Seun Osewa (afriguru.com)
Thursday, April 08, 2004

You're still facing Mark's (2):

"2. You're looking to make money from people who have no money? Is this right?"

If OTOH you are providing a "public not-fot-profit service", find ngo sponsorship, governement grants etc.

Just me (Sir to you)
Friday, April 09, 2004

Dear Seun,
                Making money from a content site on the web is what people have been trying to do with limited or zero success for years.

                And that is with people from First World countries with credit cards, PayPal accounts, and a culture of paying for intangibles.

Stephen Jones
Friday, April 09, 2004

"1" Was a comment on the way you present yourself. There's no problem with asking for questions, but rubbing it in our face that we're a "free" and "easy" way to get answers won't really win anyone over.

You said you (or someone) wanted to make money by selling advertising to people who can't buy things. You said you would recommend products for them, like domain name services, web hosting was a logical extention.

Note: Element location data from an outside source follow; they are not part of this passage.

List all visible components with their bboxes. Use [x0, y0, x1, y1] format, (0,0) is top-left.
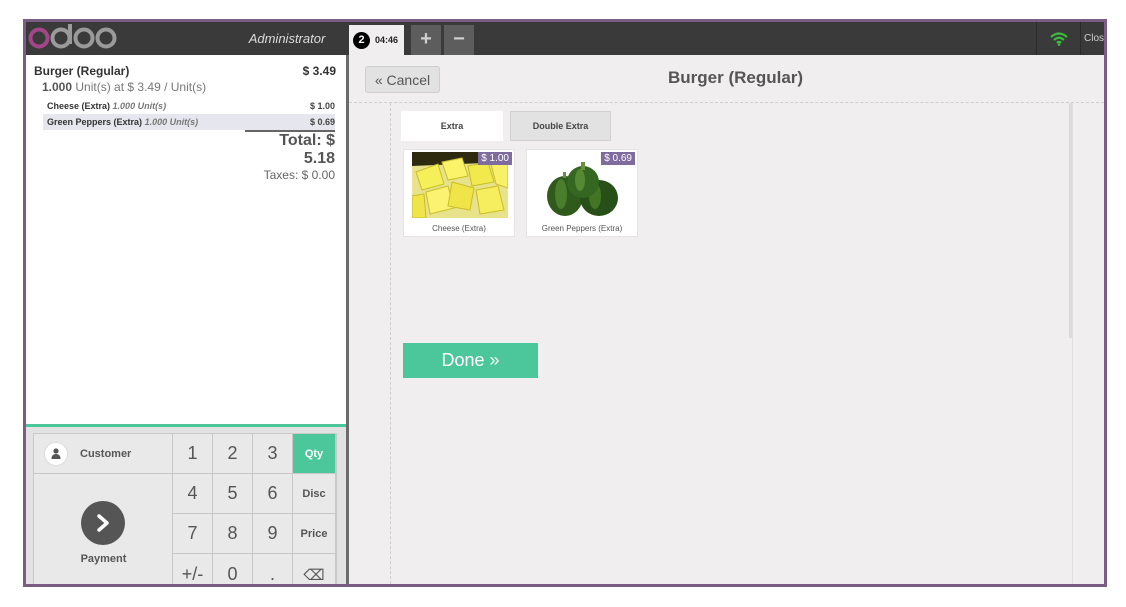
numpad-key-8[interactable]: 8 [213, 514, 253, 554]
mode-qty-button[interactable]: Qty [293, 434, 336, 474]
extra-info: 1.000 Unit(s) [144, 117, 199, 127]
screen-topbar: « Cancel Burger (Regular) [349, 55, 1104, 103]
product-name: Green Peppers (Extra) [541, 224, 623, 233]
tab-double-extra[interactable]: Double Extra [510, 111, 611, 141]
numpad-key-9[interactable]: 9 [253, 514, 293, 554]
order-summary: Total: $ 5.18 Taxes: $ 0.00 [245, 130, 335, 182]
order-line-extra[interactable]: Cheese (Extra) 1.000 Unit(s) $ 1.00 [43, 98, 335, 114]
extra-name: Cheese (Extra) [47, 101, 111, 111]
numpad-key-plus-minus[interactable]: +/- [173, 554, 213, 584]
product-card-green-peppers[interactable]: $ 0.69 Green Peppers (Extra) [526, 149, 638, 237]
cancel-button[interactable]: « Cancel [365, 66, 440, 93]
extra-name: Green Peppers (Extra) [47, 117, 143, 127]
numpad: Customer Payment 1 2 3 Qty 4 5 6 Disc 7 … [33, 433, 337, 584]
order-line-product-name: Burger (Regular) [34, 64, 130, 78]
numpad-key-4[interactable]: 4 [173, 474, 213, 514]
extra-price: $ 0.69 [309, 117, 335, 127]
extra-info: 1.000 Unit(s) [112, 101, 167, 111]
wifi-icon [1049, 31, 1068, 46]
odoo-logo [28, 24, 117, 49]
order-line-info: 1.000 Unit(s) at $ 3.49 / Unit(s) [42, 80, 206, 94]
content-border-left [390, 103, 391, 584]
chevron-right-icon [81, 501, 125, 545]
customer-label: Customer [80, 447, 132, 460]
extra-price: $ 1.00 [309, 101, 335, 111]
product-price-badge: $ 0.69 [601, 152, 635, 165]
new-order-button[interactable]: + [411, 25, 441, 55]
payment-button[interactable]: Payment [34, 474, 173, 584]
delete-order-button[interactable]: − [444, 25, 474, 55]
numpad-key-5[interactable]: 5 [213, 474, 253, 514]
connection-status[interactable] [1036, 22, 1081, 55]
order-tab[interactable]: 2 04:46 [349, 25, 404, 55]
order-line-price: $ 3.49 [302, 64, 336, 78]
order-taxes: Taxes: $ 0.00 [263, 168, 335, 182]
order-line-unit-info: Unit(s) at $ 3.49 / Unit(s) [75, 80, 207, 94]
product-screen: « Cancel Burger (Regular) Extra Double E… [349, 55, 1104, 584]
product-card-cheese[interactable]: $ 1.00 Cheese (Extra) [403, 149, 515, 237]
numpad-key-0[interactable]: 0 [213, 554, 253, 584]
close-button[interactable]: Clos [1084, 22, 1104, 55]
product-price-badge: $ 1.00 [478, 152, 512, 165]
content-border-right [1072, 103, 1073, 584]
done-button[interactable]: Done » [403, 343, 538, 378]
control-panel: Customer Payment 1 2 3 Qty 4 5 6 Disc 7 … [26, 424, 346, 584]
numpad-key-1[interactable]: 1 [173, 434, 213, 474]
payment-label: Payment [80, 553, 127, 565]
numpad-key-dot[interactable]: . [253, 554, 293, 584]
top-header: Administrator 2 04:46 + − Clos [26, 22, 1104, 55]
user-icon [44, 441, 68, 466]
order-number-badge: 2 [353, 31, 370, 49]
order-total: Total: $ 5.18 [279, 132, 335, 167]
pos-window: Administrator 2 04:46 + − Clos Burger (R… [23, 19, 1107, 587]
order-line-qty: 1.000 [42, 80, 73, 94]
mode-price-button[interactable]: Price [293, 514, 336, 554]
numpad-key-3[interactable]: 3 [253, 434, 293, 474]
mode-disc-button[interactable]: Disc [293, 474, 336, 514]
product-name: Cheese (Extra) [432, 224, 486, 233]
screen-title: Burger (Regular) [668, 68, 804, 87]
numpad-key-7[interactable]: 7 [173, 514, 213, 554]
order-time-label: 04:46 [375, 35, 399, 45]
numpad-key-6[interactable]: 6 [253, 474, 293, 514]
numpad-key-2[interactable]: 2 [213, 434, 253, 474]
customer-button[interactable]: Customer [34, 434, 173, 474]
order-line-extra-selected[interactable]: Green Peppers (Extra) 1.000 Unit(s) $ 0.… [43, 114, 335, 130]
username-label[interactable]: Administrator [226, 22, 348, 55]
backspace-icon[interactable]: ⌫ [293, 554, 336, 584]
tab-extra[interactable]: Extra [401, 111, 503, 141]
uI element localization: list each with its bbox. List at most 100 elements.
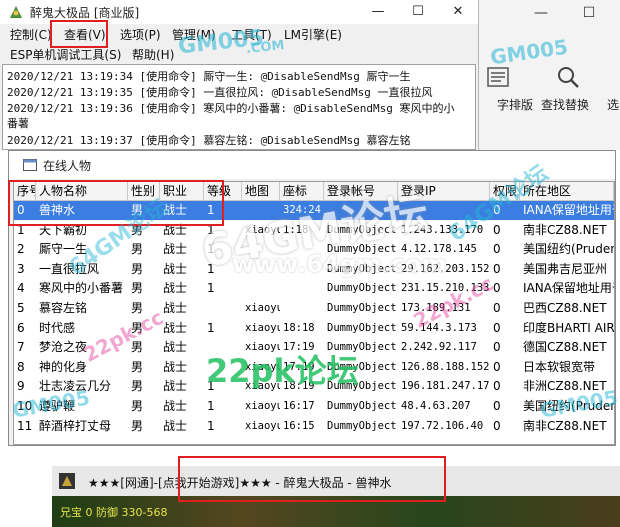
background-minimize-button[interactable]: — bbox=[521, 0, 561, 26]
cell-col-map: xiaoyu bbox=[245, 341, 280, 354]
cell-col-permission: 0 bbox=[493, 320, 501, 335]
header-col-map[interactable]: 地图 bbox=[242, 182, 280, 201]
cell-col-permission: 0 bbox=[493, 340, 501, 355]
cell-col-index: 11 bbox=[17, 418, 33, 433]
cell-col-region: 美国纽约(Prudent bbox=[523, 242, 614, 257]
app-title: 醉鬼大极品 [商业版] bbox=[30, 6, 140, 20]
cell-col-permission: 0 bbox=[493, 222, 501, 237]
cell-col-account: DummyObject bbox=[327, 380, 397, 393]
menu-esp-debug[interactable]: ESP单机调试工具(S) bbox=[10, 46, 121, 63]
cell-col-index: 5 bbox=[17, 301, 25, 315]
menu-tools[interactable]: 工具(T) bbox=[231, 26, 272, 43]
cell-col-coords: 16:15 bbox=[283, 419, 315, 432]
table-row[interactable]: 9 壮志凌云几分 男 战士 1 xiaoyu 18:19 DummyObject 196.181… bbox=[14, 377, 614, 396]
cell-col-class: 战士 bbox=[163, 261, 188, 276]
players-window-title: 在线人物 bbox=[43, 159, 92, 173]
window-icon bbox=[23, 159, 37, 171]
cell-col-gender: 男 bbox=[131, 320, 144, 335]
table-row[interactable]: 2 厮守一生 男 战士 1 DummyObject 4.12.178.145 0 美国纽约(Pr… bbox=[14, 240, 614, 259]
cell-col-region: 德国CZ88.NET bbox=[523, 340, 607, 355]
select-label: 选 bbox=[607, 98, 620, 112]
header-col-coords[interactable]: 座标 bbox=[280, 182, 324, 201]
cell-col-region: 日本软银宽带 bbox=[523, 359, 596, 374]
annotation-box-game-title bbox=[178, 456, 446, 502]
cell-col-coords: 18:19 bbox=[283, 380, 315, 393]
menu-manage[interactable]: 管理(M) bbox=[172, 26, 216, 43]
table-row[interactable]: 5 慕容左铭 男 战士 xiaoyu DummyObject 173.189.131 0 巴西C… bbox=[14, 299, 614, 318]
background-maximize-button[interactable]: ☐ bbox=[569, 0, 609, 26]
cell-col-name: 厮守一生 bbox=[39, 242, 88, 257]
log-panel[interactable]: 2020/12/21 13:19:34 [使用命令] 厮守一生: @Disabl… bbox=[2, 64, 476, 150]
cell-col-region: 非洲CZ88.NET bbox=[523, 379, 607, 394]
cell-col-map bbox=[242, 260, 280, 279]
cell-col-coords: 17:19 bbox=[283, 360, 315, 373]
players-title-bar: 在线人物 bbox=[9, 151, 615, 179]
table-row[interactable]: 4 寒风中的小番薯男 战士 1 DummyObject 231.15.210.133 0 IA… bbox=[14, 279, 614, 298]
cell-col-coords: 1:18 bbox=[283, 223, 309, 236]
cell-col-level: 1 bbox=[207, 379, 215, 394]
cell-col-map: xiaoyu bbox=[245, 321, 280, 334]
table-row[interactable]: 7 梦沧之夜 男 战士 xiaoyu 17:19 DummyObject 2.242.92.1… bbox=[14, 338, 614, 357]
cell-col-region: 巴西CZ88.NET bbox=[523, 301, 607, 315]
cell-col-permission: 0 bbox=[493, 261, 501, 276]
table-row[interactable]: 8 神的化身 男 战士 xiaoyu 17:19 DummyObject 126.88.188… bbox=[14, 358, 614, 377]
maximize-button[interactable]: ☐ bbox=[398, 0, 438, 24]
cell-col-map: xiaoyu bbox=[245, 400, 280, 412]
cell-col-coords: 16:17 bbox=[283, 400, 315, 412]
table-row[interactable]: 3 一直很拉风 男 战士 1 DummyObject 29.162.203.152 0 美国弗吉… bbox=[14, 260, 614, 279]
cell-col-coords bbox=[280, 240, 324, 259]
cell-col-permission: 0 bbox=[493, 301, 501, 315]
cell-col-index: 8 bbox=[17, 359, 25, 374]
close-button[interactable]: ✕ bbox=[438, 0, 478, 24]
cell-col-level bbox=[204, 358, 242, 377]
menu-help[interactable]: 帮助(H) bbox=[132, 46, 174, 63]
table-row[interactable]: 10 遵驴鞭 男 战士 1 xiaoyu 16:17 DummyObject 48.4.63.2… bbox=[14, 397, 614, 416]
find-replace-icon[interactable] bbox=[555, 64, 581, 90]
cell-col-name: 一直很拉风 bbox=[39, 261, 100, 276]
cell-col-account: DummyObject bbox=[327, 341, 397, 354]
log-line: 番薯 bbox=[7, 117, 29, 130]
cell-col-class: 战士 bbox=[163, 281, 188, 296]
cell-col-region: 南非CZ88.NET bbox=[523, 222, 607, 237]
typesetting-icon[interactable] bbox=[485, 64, 511, 90]
cell-col-permission: 0 bbox=[493, 242, 501, 257]
menu-lm-engine[interactable]: LM引擎(E) bbox=[284, 26, 342, 43]
cell-col-level: 1 bbox=[207, 320, 215, 335]
annotation-box-view-menu bbox=[50, 20, 108, 48]
log-line: 2020/12/21 13:19:37 [使用命令] 慕容左铭: @Disabl… bbox=[7, 134, 411, 147]
cell-col-account: DummyObject bbox=[327, 262, 397, 275]
cell-col-coords bbox=[280, 279, 324, 298]
table-row[interactable]: 6 时代感 男 战士 1 xiaoyu 18:18 DummyObject 59.144.3.1… bbox=[14, 319, 614, 338]
header-col-account[interactable]: 登录帐号 bbox=[324, 182, 398, 201]
cell-col-gender: 男 bbox=[131, 261, 144, 276]
app-icon bbox=[10, 6, 22, 18]
cell-col-level: 1 bbox=[207, 281, 215, 296]
cell-col-account: DummyObject bbox=[327, 419, 397, 432]
cell-col-coords: 324:24 bbox=[283, 204, 321, 216]
cell-col-index: 9 bbox=[17, 379, 25, 394]
cell-col-region: 南非CZ88.NET bbox=[523, 418, 607, 433]
cell-col-map bbox=[242, 201, 280, 220]
cell-col-ip: 173.189.131 bbox=[401, 302, 471, 314]
game-app-icon bbox=[59, 473, 75, 489]
menu-options[interactable]: 选项(P) bbox=[120, 26, 161, 43]
menu-control[interactable]: 控制(C) bbox=[10, 26, 52, 43]
minimize-button[interactable]: — bbox=[358, 0, 398, 24]
cell-col-account: DummyObject bbox=[327, 243, 397, 256]
cell-col-level bbox=[204, 338, 242, 357]
header-col-region[interactable]: 所在地区 bbox=[520, 182, 614, 201]
cell-col-class: 战士 bbox=[163, 242, 188, 257]
table-row[interactable]: 11 醉酒梓打丈母 男 战士 1 xiaoyu 16:15 DummyObject 197.72… bbox=[14, 417, 614, 436]
cell-col-class: 战士 bbox=[163, 340, 188, 355]
cell-col-name: 神的化身 bbox=[39, 359, 88, 374]
header-col-ip[interactable]: 登录IP bbox=[398, 182, 490, 201]
cell-col-class: 战士 bbox=[163, 399, 188, 413]
cell-col-account: DummyObject bbox=[327, 282, 397, 295]
log-line: 2020/12/21 13:19:36 [使用命令] 寒风中的小番薯: @Dis… bbox=[7, 102, 455, 115]
header-col-permission[interactable]: 权限 bbox=[490, 182, 520, 201]
cell-col-account: DummyObject bbox=[327, 400, 397, 412]
cell-col-permission: 0 bbox=[493, 379, 501, 394]
cell-col-name: 梦沧之夜 bbox=[39, 340, 88, 355]
cell-col-class: 战士 bbox=[163, 359, 188, 374]
find-replace-label: 查找替换 bbox=[541, 98, 590, 112]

Ad Sense, I presume is a bad business model because you'll be making the recommendations, and they should be following those, not the Ad Sense links. I suggested affiliate programs with any of the pay services you may recommend. Is it against the Ad Sense policy to say "please click on our sponsor links" ?

If your business model is suggesting free or cheap products, why not follow your own advice & use only free or cheap products? You won't make money, but you won't lose any money either.

www.MarkTAW.com
Friday, April 09, 2004

'1 Was a comment on the way you present yourself. There's no problem with asking for questions, but rubbing it in our face that we're a "free" and "easy" way to get answers won't really win anyone over.'  Apart from the regrettable 'google' typo, there is nothing in my post along those lines.  Check it again.

It is most definitely against the adsense policy to encourage users to click in any way besides showing the ads more prominently.

Stephen Jones has a point be cannot be ignored.

I think the site visitors in question simply have *less* money, but they are easier to reach because the articles are specially tailored for them (the publisher knows the issues that are important to them).  However, 99% can't spend this *less* money they have thru the net; they can't buy the advertisers' products.

The publisher in question will probably be stripping off the ads so he can save his sanity while he tries other approaches to supporting the site.